Saint-Tropez es un destino glamuroso en el que priman los flashes, los yates y la ostentación. Sin embargo, Cheval Blanc St-Tropez ha diseñado una experiencia muy diferente para sus huéspedes. Un espacio íntimo donde escapar del ruido y vivir un lujo íntimo, sereno y profundamente ligado al lifestyle de la Riviera Maya. Ubicado en la bahía de Saint-Tropez, se alza como un refugio exclusivo que combina la elegancia contemporánea con el encanto atemporal de la Costa Azul, ofreciendo una experiencia que trasciende lo que podríamos esperar de una estadía convencional.

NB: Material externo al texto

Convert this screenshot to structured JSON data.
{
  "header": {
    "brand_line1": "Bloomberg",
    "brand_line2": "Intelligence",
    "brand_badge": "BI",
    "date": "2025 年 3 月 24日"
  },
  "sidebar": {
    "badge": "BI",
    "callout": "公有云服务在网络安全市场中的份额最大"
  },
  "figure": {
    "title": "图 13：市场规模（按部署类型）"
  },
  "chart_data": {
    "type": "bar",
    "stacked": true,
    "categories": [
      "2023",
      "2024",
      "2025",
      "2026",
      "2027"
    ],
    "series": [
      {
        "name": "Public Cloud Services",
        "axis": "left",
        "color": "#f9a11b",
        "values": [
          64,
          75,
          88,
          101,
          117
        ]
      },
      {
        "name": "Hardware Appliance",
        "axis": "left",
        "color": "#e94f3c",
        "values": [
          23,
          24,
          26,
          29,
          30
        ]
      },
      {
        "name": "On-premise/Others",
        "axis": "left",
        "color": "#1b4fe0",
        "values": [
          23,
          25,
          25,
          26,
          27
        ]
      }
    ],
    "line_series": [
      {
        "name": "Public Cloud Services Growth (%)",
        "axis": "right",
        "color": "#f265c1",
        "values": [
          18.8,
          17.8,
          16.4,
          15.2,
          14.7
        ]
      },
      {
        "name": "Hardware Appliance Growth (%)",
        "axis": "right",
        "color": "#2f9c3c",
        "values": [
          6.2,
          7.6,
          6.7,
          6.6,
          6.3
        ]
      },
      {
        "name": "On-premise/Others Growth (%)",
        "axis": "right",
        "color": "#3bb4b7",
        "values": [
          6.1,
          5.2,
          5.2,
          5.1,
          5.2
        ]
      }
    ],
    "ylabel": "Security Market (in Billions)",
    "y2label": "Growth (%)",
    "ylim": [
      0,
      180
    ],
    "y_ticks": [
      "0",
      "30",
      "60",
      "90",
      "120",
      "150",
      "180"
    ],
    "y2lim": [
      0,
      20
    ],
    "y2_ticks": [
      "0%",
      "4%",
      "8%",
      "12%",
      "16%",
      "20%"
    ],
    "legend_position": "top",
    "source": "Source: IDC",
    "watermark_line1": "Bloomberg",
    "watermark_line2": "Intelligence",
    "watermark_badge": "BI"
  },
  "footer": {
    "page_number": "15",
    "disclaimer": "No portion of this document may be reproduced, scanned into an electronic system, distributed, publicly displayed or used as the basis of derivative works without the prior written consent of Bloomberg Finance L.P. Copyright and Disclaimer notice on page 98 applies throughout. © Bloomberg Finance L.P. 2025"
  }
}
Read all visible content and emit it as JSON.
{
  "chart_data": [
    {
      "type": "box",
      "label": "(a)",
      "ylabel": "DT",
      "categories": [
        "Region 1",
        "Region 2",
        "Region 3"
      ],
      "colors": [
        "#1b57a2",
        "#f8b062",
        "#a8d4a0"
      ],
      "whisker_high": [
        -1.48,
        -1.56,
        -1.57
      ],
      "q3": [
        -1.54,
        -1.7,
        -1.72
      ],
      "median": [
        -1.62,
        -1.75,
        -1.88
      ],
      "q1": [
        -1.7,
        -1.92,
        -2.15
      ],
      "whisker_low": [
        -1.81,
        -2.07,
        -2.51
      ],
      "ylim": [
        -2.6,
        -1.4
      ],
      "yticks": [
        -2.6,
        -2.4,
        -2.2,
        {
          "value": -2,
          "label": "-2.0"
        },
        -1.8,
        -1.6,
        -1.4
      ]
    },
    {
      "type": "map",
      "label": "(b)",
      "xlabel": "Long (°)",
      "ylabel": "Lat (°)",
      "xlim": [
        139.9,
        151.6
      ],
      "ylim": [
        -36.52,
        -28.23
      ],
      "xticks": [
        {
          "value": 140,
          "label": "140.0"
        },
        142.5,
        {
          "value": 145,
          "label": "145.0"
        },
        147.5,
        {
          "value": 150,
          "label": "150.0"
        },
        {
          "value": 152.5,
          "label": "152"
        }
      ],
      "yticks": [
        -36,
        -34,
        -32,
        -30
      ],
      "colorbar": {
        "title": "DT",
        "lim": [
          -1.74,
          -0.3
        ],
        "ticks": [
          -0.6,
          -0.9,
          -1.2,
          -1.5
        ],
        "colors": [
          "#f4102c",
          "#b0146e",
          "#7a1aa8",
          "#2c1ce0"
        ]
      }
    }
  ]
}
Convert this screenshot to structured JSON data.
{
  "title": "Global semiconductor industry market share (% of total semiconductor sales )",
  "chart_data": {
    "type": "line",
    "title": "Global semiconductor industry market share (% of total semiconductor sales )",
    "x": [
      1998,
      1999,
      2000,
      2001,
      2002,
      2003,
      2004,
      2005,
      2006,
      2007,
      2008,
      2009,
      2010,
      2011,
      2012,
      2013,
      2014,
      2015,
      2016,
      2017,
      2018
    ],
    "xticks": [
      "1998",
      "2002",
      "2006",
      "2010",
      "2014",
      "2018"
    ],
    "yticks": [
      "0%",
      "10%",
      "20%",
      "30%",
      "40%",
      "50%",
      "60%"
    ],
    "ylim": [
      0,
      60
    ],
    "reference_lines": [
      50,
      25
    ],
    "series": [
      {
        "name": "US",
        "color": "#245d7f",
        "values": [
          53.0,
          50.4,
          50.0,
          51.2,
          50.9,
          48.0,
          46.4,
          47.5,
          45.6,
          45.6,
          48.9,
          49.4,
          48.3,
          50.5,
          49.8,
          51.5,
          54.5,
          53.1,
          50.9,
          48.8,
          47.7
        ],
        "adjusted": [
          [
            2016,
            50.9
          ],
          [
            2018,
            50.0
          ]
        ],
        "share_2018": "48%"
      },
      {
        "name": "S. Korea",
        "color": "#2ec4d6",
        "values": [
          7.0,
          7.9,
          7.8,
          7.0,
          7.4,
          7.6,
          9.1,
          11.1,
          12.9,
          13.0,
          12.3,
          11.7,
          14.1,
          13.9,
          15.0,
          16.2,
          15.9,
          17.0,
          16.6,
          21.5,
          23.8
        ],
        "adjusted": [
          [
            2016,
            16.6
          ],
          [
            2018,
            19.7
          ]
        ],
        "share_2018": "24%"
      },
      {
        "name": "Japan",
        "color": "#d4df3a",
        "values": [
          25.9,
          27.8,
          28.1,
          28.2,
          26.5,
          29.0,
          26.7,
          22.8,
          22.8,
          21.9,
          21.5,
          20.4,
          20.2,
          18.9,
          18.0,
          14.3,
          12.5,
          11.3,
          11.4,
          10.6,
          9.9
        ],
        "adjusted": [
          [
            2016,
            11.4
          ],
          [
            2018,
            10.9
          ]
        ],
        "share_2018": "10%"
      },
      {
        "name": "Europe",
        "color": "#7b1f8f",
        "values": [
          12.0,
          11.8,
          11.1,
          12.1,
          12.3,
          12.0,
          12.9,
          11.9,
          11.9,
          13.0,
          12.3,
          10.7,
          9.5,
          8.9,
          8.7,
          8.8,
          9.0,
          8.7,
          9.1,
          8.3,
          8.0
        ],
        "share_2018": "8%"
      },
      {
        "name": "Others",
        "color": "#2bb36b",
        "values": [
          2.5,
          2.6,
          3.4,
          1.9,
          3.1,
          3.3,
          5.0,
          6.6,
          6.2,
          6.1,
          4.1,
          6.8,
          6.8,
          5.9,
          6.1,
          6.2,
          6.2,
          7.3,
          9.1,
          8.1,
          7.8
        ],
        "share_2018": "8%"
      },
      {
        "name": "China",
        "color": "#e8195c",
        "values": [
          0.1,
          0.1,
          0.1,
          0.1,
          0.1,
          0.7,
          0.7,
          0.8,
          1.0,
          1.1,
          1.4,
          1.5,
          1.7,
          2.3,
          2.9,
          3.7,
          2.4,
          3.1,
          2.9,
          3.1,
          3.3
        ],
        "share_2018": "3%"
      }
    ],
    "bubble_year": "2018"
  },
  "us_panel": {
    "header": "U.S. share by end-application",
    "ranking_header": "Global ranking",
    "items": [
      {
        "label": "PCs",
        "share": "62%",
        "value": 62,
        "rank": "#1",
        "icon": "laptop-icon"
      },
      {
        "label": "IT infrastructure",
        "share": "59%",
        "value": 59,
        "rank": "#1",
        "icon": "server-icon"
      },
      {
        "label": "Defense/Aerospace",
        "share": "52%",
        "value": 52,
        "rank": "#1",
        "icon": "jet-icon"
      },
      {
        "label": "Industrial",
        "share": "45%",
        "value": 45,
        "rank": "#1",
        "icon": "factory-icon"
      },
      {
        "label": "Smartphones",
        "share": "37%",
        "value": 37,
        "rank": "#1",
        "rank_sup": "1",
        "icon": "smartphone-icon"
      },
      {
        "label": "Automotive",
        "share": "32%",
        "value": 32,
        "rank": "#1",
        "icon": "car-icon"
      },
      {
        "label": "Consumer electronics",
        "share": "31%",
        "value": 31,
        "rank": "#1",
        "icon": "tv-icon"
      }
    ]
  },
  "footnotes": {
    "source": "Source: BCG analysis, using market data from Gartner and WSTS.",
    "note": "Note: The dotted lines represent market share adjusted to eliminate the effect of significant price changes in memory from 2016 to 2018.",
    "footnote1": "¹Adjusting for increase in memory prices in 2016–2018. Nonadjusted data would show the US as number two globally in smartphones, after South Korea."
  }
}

El día empieza con unas vistas exquisitas al Mediterráneo, bañadas por un Sol brillante y un olor a pino que acompaña la experiencia Cheval Blanc. El universo imaginado por Jean-Michel Wilmotte cobra vida en unas maravillosas 32 habitaciones y suites, que se complementan con una propuesta más elevada: su Villa Riviera de 400 m2. Cuenta con un jardín provenzal diseñado por el paisajista Jean Mus, cuatro dormitorios y capacidad para hasta 8 personas, en contraposición con otro tipo de propuestas de alojamiento, como su sala clásica del patio o sala del taller marítimo, de una sola habitación con terraza.
Uno de sus aspectos más destacados, y diferenciales tratándose de un alojamiento de Saint-Tropez, es su acceso directo a una playa privada. Si de aumentar el nivel de la experiencia hablamos, la ubicación sigue dando de qué hablar, ya que se encuentra a pocos minutos del animado centro del pueblo, logrando así un equilibrio perfecto entre la energía cosmopolita del destino y la tranquilidad de un santuario frente al agua.
Su carta gastronómica se impregna en la memoria del huésped, puesto que no se limita a ofrecer alta cocina, sino que construye una experiencia culinaria profundamente vinculada al territorio, la creatividad y la excelencia técnica. Una sensación que permanece en todos sus puntos culinarios, pero más especialmente La Vague d'Or, galardonado con tres estrellas Michelin.
Su beach club, piscina y exclusiva zona wellness son otras de las razones para decirle ‘sí, quiero’ a Cheval Blanc St-Tropez.